Downlink Non-Orthogonal Multiple Access (NOMA) in Poisson Networks (1803.07866v2)

Abstract: A network model is considered where Poisson distributed base stations transmit to $N$ power-domain non-orthogonal multiple access (NOMA) users (UEs) each {that employ successive interference cancellation (SIC) for decoding}. We propose three models for the clustering of NOMA UEs and consider two different ordering techniques for the NOMA UEs: mean signal power-based and instantaneous signal-to-intercell-interference-and-noise-ratio-based. For each technique, we present a signal-to-interference-and-noise ratio analysis for the coverage of the typical UE. We plot the rate region for the two-user case and show that neither ordering technique is consistently superior to the other. We propose two efficient algorithms for finding a feasible resource allocation that maximize the cell sum rate $\mathcal{R}{\rm tot}$, for general $N$, constrained to: 1) a minimum throughput $\mathcal{T}$ for each UE, 2) identical throughput for all UEs.
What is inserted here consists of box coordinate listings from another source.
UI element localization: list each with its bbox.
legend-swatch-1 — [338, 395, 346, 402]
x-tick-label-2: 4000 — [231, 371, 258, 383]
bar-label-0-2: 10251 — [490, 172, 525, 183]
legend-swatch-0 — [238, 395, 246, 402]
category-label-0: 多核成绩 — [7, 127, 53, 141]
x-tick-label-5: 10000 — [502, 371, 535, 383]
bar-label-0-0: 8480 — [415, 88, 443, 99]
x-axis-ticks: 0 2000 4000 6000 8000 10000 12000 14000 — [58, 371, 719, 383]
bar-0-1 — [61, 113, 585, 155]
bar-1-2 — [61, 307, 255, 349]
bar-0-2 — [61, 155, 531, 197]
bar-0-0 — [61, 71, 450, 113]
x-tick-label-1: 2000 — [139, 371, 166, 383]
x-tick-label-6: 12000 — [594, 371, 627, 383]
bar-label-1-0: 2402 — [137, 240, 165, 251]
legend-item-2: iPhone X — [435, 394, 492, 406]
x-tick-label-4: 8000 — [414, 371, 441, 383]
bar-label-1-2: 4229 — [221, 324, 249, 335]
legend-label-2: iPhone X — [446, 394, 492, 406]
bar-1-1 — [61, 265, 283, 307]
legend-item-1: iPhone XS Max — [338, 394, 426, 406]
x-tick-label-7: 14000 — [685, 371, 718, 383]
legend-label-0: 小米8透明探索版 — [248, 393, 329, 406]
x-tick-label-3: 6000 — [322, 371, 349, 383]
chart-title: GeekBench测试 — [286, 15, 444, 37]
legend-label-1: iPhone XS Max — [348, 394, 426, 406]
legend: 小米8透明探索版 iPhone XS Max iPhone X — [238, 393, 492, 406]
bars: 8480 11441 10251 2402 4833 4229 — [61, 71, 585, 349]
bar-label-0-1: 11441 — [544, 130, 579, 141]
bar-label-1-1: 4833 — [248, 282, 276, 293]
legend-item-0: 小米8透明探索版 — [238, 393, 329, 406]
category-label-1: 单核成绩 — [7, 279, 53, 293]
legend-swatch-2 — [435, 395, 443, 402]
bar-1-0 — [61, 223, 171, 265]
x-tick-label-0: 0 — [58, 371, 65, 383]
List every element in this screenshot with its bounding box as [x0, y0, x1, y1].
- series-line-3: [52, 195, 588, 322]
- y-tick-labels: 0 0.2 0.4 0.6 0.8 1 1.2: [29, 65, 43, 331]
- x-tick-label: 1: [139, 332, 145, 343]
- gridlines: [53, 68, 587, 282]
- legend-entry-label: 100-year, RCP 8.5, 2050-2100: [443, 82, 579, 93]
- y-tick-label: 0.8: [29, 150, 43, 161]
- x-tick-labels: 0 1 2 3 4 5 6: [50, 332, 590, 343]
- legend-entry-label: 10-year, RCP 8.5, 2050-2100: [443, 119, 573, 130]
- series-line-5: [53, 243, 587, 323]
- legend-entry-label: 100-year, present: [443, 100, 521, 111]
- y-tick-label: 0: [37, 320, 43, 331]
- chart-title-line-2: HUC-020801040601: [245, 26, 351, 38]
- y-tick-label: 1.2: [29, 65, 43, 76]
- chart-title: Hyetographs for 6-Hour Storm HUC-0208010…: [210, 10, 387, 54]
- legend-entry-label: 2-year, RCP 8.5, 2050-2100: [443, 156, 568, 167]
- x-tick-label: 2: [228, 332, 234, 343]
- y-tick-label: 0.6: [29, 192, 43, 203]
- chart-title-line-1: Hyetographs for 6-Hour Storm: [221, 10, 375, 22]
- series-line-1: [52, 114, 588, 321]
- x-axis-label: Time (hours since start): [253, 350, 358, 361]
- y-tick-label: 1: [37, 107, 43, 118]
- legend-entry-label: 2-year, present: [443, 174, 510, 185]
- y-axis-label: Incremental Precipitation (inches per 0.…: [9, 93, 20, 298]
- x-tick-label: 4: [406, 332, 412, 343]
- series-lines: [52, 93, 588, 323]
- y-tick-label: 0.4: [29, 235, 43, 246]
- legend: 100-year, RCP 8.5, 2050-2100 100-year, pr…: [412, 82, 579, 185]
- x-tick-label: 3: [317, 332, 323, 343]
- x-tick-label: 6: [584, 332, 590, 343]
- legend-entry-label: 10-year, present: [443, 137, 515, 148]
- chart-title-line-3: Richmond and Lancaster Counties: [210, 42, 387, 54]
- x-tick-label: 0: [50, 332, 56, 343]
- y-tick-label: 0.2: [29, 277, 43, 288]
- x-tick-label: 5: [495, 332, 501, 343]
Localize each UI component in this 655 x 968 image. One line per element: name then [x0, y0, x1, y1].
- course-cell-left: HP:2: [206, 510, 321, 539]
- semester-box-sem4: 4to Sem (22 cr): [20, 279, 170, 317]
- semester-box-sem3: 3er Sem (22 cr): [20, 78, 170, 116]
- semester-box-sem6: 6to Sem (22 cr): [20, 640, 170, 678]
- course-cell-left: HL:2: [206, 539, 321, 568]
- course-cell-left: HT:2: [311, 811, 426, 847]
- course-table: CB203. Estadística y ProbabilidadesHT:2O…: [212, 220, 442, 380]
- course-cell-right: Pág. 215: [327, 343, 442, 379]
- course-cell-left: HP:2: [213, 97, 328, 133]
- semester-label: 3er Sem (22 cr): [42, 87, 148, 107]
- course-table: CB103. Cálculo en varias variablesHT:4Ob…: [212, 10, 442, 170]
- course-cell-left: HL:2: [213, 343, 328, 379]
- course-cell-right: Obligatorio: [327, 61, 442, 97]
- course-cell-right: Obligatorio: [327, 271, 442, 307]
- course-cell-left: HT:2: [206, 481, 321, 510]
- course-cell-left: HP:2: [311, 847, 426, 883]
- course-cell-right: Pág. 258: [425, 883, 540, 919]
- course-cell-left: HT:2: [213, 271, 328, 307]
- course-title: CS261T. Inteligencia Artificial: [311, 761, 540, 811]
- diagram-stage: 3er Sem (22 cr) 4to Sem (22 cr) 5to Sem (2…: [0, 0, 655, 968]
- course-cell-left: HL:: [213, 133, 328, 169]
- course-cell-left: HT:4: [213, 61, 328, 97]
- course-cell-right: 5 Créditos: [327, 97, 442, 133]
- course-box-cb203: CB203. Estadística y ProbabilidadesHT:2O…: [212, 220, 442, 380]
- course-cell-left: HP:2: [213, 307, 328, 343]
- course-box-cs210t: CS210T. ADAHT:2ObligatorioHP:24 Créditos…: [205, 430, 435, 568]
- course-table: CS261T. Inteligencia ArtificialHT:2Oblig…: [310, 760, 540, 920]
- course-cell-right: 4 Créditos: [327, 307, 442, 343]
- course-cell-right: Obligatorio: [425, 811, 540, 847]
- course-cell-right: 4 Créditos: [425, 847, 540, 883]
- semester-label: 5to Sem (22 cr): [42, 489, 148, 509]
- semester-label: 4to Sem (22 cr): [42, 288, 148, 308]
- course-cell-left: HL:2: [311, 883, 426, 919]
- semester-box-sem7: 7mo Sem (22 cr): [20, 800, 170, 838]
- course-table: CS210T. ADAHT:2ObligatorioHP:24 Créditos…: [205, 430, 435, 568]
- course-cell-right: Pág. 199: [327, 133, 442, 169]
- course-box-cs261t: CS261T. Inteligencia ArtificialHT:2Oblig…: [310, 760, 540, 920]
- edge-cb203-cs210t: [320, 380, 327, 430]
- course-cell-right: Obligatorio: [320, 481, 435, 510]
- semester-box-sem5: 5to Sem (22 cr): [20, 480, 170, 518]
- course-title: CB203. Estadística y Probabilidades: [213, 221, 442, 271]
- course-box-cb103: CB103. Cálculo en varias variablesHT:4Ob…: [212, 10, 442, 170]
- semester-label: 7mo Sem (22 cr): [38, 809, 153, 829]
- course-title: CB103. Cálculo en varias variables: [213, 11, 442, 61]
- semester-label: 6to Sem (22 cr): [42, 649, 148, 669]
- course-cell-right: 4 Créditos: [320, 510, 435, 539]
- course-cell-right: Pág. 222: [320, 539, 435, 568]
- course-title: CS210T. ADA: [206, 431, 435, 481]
We show the existence of: 1) an optimum $N$ that maximizes the constrained $\mathcal{R}{\rm tot}$ given a set of network parameters, 2) a critical SIC level necessary for NOMA to outperform orthogonal multiple access. The results highlight the importance in choosing the network parameters $N$, the constraints, and the ordering technique to balance the $\mathcal{R}_{\rm tot}$ and fairness requirements. We also show that interference-aware UE clustering can significantly improve performance.